Crise du covid-19: un choc inédit depuis les années 1980

Annus horribilis pour l’économie, l’année 2020 a créé un choc sans précédent sur plusieurs secteurs au Maroc. Au niveau macroéconomique, le crash est historique. 

Compte tenu du choc inédit lié à la pandémie de la covid-19, l’économie marocaine est entrée en récession en 2020 et ce, pour la première fois depuis le début des années 80. Cette récession, estimée à 6,7%, est surtout liée à l’importante chute du rythme de croissance des activités non agricoles de 16% au deuxième trimestre, coïncidant avec le

confinement général de la population. Par ailleurs et dès fin mai et même préalablement au déconfinement pour certains secteurs, l’activité a marqué une reprise progressive, notamment au niveau de l’industrie, des BTP et du commerce. Force aussi de constater que des secteurs importants, qui représentent 31% de la valeur ajoutée totale, ont fait preuve d’une résilience importante en affichant des taux de croissance positifs

En effet et sur la base des derniers résultats des comptes nationaux trimestriels du HCP, l’économie nationale a enregistré une contraction de 7,1% en moyenne des quatre trimestres de l’année 2020 (4T-20) contre +2,5% en 2019, sous l’effet principalement du confinement mis en place face à la pandémie et des mesures de restrictions et

de limitations qui ont suivi. Cette situation est particulièrement liée à un recul important de la valeur ajoutée non agricole de -6,7% contre +3,8% en 2019. De son côté, et compte tenu de la succession de deux campagnes agricoles défavorables, la valeur ajoutée du secteur a enregistré une baisse de -8% aux 4T-20 au lieu de -5,8% un an auparavant. Le secteur de la pêche a enregistré une croissance de +3,5% contre +7,6%, ce qui a relativement limité la baisse de la valeur ajoutée du secteur primaire à -7% contre -4,6% aux 4T-19.

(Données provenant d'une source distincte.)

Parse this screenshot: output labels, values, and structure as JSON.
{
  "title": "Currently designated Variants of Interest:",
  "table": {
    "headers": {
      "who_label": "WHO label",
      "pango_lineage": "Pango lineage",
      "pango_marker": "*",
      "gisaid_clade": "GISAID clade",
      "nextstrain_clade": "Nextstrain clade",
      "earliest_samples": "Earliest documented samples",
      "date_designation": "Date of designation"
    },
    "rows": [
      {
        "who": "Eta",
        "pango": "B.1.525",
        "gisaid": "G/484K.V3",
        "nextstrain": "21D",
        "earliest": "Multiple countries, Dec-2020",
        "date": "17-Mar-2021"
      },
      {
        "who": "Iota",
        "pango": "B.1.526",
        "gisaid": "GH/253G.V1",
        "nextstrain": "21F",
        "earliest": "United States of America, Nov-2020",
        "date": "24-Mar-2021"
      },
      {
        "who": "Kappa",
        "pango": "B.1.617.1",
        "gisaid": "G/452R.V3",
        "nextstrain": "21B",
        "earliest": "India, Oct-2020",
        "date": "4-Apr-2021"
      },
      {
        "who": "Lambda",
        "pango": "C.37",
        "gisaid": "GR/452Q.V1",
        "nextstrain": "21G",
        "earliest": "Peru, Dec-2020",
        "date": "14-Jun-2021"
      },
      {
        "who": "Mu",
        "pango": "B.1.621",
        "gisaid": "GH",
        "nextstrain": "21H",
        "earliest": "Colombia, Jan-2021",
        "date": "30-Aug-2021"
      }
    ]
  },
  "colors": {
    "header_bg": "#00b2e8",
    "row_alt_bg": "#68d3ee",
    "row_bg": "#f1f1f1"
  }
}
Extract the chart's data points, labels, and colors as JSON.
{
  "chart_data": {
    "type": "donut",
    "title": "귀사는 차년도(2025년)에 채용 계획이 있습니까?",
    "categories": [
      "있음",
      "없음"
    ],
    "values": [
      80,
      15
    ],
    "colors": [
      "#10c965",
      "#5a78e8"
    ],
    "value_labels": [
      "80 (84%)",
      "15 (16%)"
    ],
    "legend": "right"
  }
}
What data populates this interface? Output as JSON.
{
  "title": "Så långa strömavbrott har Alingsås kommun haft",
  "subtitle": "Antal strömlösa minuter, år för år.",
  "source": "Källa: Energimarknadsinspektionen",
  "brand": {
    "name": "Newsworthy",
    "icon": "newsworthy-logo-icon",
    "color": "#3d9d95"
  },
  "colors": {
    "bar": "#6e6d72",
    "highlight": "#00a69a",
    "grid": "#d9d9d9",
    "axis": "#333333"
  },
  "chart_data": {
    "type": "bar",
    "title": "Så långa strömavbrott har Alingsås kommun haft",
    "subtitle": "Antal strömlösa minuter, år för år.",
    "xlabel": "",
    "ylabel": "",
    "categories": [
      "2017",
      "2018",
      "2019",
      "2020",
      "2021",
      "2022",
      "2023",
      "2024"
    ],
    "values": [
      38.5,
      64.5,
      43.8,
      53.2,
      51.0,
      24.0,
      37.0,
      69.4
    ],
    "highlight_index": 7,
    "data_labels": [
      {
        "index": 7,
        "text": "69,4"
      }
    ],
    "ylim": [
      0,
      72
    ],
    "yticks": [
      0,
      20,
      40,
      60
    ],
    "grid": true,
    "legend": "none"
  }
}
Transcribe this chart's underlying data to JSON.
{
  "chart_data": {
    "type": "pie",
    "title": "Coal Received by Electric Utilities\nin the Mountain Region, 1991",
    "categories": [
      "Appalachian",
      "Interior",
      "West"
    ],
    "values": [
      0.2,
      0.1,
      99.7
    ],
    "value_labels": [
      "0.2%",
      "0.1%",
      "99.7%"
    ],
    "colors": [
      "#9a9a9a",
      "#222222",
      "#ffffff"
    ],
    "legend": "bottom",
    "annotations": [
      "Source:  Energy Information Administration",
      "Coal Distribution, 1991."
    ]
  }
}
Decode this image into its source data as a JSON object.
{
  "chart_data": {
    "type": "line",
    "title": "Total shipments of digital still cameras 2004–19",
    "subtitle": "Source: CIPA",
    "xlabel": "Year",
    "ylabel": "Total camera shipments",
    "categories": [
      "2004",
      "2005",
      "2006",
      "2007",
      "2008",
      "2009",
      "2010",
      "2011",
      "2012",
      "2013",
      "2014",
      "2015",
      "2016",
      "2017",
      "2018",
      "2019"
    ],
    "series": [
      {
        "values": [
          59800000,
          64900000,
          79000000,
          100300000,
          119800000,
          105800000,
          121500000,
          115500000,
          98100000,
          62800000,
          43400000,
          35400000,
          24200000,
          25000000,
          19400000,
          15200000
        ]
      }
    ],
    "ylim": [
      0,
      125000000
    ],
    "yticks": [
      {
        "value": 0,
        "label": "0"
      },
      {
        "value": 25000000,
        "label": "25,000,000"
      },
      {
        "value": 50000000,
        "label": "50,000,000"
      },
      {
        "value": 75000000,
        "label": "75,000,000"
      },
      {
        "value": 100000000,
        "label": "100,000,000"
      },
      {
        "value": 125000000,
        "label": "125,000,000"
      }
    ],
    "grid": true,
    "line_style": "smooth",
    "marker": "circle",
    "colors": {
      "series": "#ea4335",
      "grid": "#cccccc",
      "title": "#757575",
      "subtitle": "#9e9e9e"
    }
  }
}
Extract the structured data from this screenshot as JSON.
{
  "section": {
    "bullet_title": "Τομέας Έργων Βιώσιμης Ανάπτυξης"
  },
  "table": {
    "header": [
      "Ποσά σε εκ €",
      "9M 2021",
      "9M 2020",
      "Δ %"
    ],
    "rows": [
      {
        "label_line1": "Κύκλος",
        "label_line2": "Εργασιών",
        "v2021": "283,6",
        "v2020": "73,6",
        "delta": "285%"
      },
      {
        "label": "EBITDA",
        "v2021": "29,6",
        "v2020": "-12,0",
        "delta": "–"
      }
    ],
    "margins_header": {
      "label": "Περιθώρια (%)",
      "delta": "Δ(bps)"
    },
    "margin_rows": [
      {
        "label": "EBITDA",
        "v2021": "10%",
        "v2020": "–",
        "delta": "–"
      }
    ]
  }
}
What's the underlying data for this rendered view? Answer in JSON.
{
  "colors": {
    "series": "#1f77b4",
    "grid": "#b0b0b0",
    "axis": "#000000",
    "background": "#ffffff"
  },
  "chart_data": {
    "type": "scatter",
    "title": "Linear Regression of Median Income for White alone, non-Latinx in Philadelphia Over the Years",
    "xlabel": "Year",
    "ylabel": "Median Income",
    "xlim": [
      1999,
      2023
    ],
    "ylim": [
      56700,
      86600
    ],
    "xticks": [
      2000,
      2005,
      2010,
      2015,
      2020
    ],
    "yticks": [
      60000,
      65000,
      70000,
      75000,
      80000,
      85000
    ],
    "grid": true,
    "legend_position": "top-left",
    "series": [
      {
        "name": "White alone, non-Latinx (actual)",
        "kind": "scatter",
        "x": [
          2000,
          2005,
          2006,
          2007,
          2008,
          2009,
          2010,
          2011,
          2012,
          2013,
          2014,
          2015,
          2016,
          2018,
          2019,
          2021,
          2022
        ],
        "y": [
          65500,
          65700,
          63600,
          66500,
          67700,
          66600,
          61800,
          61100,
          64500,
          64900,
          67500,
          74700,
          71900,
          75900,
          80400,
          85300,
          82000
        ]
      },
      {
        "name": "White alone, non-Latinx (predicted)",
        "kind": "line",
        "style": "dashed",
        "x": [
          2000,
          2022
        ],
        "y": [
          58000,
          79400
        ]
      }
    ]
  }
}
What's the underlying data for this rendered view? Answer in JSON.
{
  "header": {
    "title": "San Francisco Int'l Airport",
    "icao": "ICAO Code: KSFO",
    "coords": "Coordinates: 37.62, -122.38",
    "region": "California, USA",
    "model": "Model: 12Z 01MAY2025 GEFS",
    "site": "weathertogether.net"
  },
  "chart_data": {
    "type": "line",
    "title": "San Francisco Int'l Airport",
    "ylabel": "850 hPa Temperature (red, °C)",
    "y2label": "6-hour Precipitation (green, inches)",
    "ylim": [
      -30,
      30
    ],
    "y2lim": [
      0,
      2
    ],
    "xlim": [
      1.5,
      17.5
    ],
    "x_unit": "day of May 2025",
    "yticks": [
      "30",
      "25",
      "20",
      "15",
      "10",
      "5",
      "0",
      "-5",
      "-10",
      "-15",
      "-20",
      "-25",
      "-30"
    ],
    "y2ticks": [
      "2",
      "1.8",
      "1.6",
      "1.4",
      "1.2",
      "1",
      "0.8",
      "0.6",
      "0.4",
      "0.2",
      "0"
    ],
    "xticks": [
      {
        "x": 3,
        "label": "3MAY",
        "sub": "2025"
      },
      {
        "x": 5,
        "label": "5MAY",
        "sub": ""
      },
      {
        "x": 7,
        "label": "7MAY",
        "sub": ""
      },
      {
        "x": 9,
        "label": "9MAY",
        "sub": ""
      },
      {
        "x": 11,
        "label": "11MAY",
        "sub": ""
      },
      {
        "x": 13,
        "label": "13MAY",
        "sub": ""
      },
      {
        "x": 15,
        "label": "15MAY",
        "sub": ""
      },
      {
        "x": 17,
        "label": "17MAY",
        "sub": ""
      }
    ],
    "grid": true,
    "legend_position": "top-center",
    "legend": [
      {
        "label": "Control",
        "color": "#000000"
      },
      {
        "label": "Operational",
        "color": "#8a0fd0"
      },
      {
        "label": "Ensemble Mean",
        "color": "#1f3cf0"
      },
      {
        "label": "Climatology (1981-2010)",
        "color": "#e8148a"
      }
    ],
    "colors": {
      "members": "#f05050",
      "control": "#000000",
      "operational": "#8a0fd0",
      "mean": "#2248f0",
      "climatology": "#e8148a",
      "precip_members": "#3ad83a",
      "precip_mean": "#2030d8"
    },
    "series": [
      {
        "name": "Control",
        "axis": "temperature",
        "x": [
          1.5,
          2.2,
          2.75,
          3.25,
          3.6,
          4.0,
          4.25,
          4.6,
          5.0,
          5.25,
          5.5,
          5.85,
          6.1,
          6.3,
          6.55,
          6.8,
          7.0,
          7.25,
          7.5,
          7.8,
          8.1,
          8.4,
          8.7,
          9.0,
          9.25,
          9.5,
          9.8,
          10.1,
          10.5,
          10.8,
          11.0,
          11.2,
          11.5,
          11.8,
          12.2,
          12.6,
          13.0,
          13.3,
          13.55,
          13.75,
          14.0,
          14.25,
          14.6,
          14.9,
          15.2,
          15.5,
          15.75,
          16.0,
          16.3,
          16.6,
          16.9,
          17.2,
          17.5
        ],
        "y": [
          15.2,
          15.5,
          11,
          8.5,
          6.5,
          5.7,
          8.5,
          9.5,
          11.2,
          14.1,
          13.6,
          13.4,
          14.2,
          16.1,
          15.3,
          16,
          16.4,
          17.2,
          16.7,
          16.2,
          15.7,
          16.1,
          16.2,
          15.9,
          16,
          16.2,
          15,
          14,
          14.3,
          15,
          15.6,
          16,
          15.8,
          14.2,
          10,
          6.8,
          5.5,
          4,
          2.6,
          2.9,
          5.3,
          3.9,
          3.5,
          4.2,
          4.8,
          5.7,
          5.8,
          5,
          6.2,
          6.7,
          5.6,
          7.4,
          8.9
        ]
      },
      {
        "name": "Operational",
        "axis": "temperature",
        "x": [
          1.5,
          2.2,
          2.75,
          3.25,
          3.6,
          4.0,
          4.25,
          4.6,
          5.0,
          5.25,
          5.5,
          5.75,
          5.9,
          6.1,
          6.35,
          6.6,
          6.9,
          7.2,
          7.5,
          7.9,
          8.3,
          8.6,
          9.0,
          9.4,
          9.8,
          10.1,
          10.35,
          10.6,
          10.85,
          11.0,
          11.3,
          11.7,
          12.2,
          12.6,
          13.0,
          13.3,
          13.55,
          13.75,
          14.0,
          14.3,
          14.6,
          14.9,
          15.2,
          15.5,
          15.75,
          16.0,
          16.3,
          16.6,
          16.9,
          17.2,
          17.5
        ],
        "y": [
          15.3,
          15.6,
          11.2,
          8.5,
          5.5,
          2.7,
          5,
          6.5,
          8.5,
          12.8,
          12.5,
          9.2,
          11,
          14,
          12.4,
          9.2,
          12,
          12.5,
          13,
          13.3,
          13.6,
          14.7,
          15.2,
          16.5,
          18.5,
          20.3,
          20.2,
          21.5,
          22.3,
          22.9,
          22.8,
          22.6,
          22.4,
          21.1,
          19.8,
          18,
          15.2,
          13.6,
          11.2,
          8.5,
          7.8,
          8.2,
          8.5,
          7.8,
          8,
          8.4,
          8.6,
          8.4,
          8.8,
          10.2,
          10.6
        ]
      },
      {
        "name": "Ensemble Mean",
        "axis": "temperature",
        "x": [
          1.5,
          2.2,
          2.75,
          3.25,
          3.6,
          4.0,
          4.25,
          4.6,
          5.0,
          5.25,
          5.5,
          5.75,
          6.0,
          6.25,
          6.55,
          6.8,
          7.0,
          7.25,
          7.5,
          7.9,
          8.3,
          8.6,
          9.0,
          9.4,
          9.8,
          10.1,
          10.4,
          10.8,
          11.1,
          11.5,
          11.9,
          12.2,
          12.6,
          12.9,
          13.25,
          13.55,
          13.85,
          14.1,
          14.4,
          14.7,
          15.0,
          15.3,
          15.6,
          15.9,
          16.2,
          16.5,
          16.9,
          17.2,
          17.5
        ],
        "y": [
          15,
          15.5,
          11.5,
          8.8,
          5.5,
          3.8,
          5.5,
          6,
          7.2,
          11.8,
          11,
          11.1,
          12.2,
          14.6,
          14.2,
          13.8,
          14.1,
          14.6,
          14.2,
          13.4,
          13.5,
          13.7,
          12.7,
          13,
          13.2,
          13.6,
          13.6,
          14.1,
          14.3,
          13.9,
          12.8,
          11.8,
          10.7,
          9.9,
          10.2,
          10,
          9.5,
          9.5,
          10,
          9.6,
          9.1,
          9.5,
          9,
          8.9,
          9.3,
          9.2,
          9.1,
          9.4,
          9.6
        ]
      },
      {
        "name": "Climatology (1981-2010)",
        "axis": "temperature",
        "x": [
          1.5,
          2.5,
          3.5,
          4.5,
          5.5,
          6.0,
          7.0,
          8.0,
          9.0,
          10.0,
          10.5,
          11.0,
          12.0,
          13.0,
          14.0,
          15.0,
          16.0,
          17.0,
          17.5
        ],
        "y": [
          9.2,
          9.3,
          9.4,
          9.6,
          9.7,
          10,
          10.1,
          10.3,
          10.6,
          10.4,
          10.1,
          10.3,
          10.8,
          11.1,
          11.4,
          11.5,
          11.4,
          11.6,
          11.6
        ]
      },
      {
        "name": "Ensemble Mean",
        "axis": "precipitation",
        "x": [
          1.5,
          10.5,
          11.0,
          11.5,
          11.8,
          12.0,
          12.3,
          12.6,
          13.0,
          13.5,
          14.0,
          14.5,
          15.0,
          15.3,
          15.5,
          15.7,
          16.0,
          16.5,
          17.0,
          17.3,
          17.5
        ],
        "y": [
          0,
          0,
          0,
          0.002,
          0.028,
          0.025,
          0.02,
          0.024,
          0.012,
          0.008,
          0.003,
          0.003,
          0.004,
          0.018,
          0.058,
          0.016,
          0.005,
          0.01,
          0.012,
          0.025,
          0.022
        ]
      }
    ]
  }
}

De son côté, la croissance de la valeur ajoutée du secteur secondaire s’est repliée de -5,6% contre +3,6% un an auparavant, découlant des contre-performances enregistrées au niveau du BTP (-8,8% contre +1,7%), des industries de transformation (-6,4% contre +2,8%) et de l’électricité et eau (-3,9% contre +13,5%). Par ailleurs, force est de constater une évolution positive au niveau des industries d’extraction (+5,2% contre +2,4%). Au niveau du secteur tertiaire, la contraction de l’activité a été plus prononcée avec une baisse de 7,4% contre +3,8% aux 4T-19. En effet, les pertes de croissance les plus importantes ont été enregistrées au niveau des secteurs du tourisme (-54,8% après +3,7%), du transport (-27,4% après +6,6%), du commerce (-11,7% contre +2,4%), des services rendus aux ménages et aux entreprises (-7,3% contre +4%) et, dans une moindre mesure, des télécommunications (-0,9% après +0,3%). 

Par ailleurs, d’autres secteurs plus résilients ou moins exposés aux effets de la crise sanitaire ont maintenu une croissance positive, notamment l’éducation et santé (+3,5% contre +2,4%), l’administration publique (+3,5% contre +5%) et les activités financières et assurances (+2,4% après +4,6%). Compte tenu de ces évolutions et de la baisse du poste impôts nets des subventions (-9,3% au lieu de +2% aux 4T-19), la croissance du PIB non agricole a reculé de -7% contre +3,5% en 2019. Quant au PIB nominal, il a enregistré un repli de 6,9%, laissant apparaître une légère hausse du niveau général des prix de 0,2% contre +1,4% aux 4T-19.